A keenly awaited pipeline capacity auction held on Monday, which traders were watching for evidence of increased supplies, showed no increase from Russia either through the Ukrainian pipeline or lines passing through Poland to north-west Europe.
“[The auction results were] identical to last month, so expect flat flows for November,” said Tom Marzec-Manser at ICIS, a consultancy.
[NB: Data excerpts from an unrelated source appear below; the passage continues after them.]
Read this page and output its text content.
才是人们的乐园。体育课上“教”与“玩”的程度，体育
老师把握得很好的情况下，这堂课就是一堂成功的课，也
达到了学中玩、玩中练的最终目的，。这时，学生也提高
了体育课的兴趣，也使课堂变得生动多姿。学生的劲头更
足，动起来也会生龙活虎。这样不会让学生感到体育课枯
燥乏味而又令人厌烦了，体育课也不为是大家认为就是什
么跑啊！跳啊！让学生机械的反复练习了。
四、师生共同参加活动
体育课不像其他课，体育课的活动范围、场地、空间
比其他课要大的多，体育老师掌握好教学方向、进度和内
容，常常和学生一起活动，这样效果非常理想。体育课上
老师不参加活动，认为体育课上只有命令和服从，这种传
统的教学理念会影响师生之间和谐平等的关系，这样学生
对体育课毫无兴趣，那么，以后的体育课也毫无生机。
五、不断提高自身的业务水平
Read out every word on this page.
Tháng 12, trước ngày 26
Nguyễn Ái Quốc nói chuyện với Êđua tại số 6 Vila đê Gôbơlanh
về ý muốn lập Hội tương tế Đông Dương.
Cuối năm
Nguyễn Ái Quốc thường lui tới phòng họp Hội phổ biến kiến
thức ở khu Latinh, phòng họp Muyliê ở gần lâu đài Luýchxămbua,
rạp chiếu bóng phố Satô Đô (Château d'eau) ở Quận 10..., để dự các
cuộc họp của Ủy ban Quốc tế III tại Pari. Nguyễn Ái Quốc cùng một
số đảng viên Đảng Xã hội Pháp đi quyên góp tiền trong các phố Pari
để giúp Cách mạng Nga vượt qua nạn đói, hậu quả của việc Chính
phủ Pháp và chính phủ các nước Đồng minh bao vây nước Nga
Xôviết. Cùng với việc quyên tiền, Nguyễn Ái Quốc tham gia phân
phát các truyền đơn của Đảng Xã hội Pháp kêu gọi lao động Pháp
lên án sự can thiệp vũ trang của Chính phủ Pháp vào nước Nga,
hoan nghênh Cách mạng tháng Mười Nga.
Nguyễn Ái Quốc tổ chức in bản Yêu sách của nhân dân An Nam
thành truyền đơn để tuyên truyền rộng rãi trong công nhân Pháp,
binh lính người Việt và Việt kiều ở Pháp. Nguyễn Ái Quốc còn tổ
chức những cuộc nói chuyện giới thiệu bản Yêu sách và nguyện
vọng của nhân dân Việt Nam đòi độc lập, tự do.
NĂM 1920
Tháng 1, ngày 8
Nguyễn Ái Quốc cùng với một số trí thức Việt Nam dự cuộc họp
The European gas benchmark contract for November delivery jumped 17.7 per cent to €104 per megawatt hour, while the equivalent UK contract jumped more than 15 per cent to £2.71 per therm.
Putin and Kremlin officials have hinted in recent weeks that more gas could be delivered to Europe as it wrestles with a record-breaking surge in gas prices that has threatened the economic recovery from the pandemic.
Russia has been accused of withholding supplies to bolster support for accelerating the start up of the Nord Stream 2 pipeline that will bypass Ukraine to deliver gas directly to Germany through the Baltic Sea.
Putin last week denied playing politics with Europe’s gas supply, insisting that Gazprom had already exceeded its contractual obligations to customers in the bloc.
Accusations that Gazprom was using energy as a “weapon” to speed up approval of Nord Stream 2 were “politically motivated blather”, he said, though he conceded that approving the new pipeline could ease the energy shortfall in the EU.
Continental Europe gets more than a third of its total gas supplies from Gazprom, but a long 2020-21 winter has drained storage facilities in both Russia and the EU to low levels.
Russia’s deputy energy minister Evgeny Grabchak said last week that Gazprom would continue filling domestic storage facilities until November 1, in an earlier sign that Russia was in no rush to divert more supplies to Europe.
At the same time more demand for liquefied natural gas in Asia has increased global competition for LNG cargoes, making it more difficult and expensive for the UK and EU countries to compensate for Russia’s reluctance to fill the gap. The UK imported almost 20 per cent of its gas in 2019 through LNG shipments.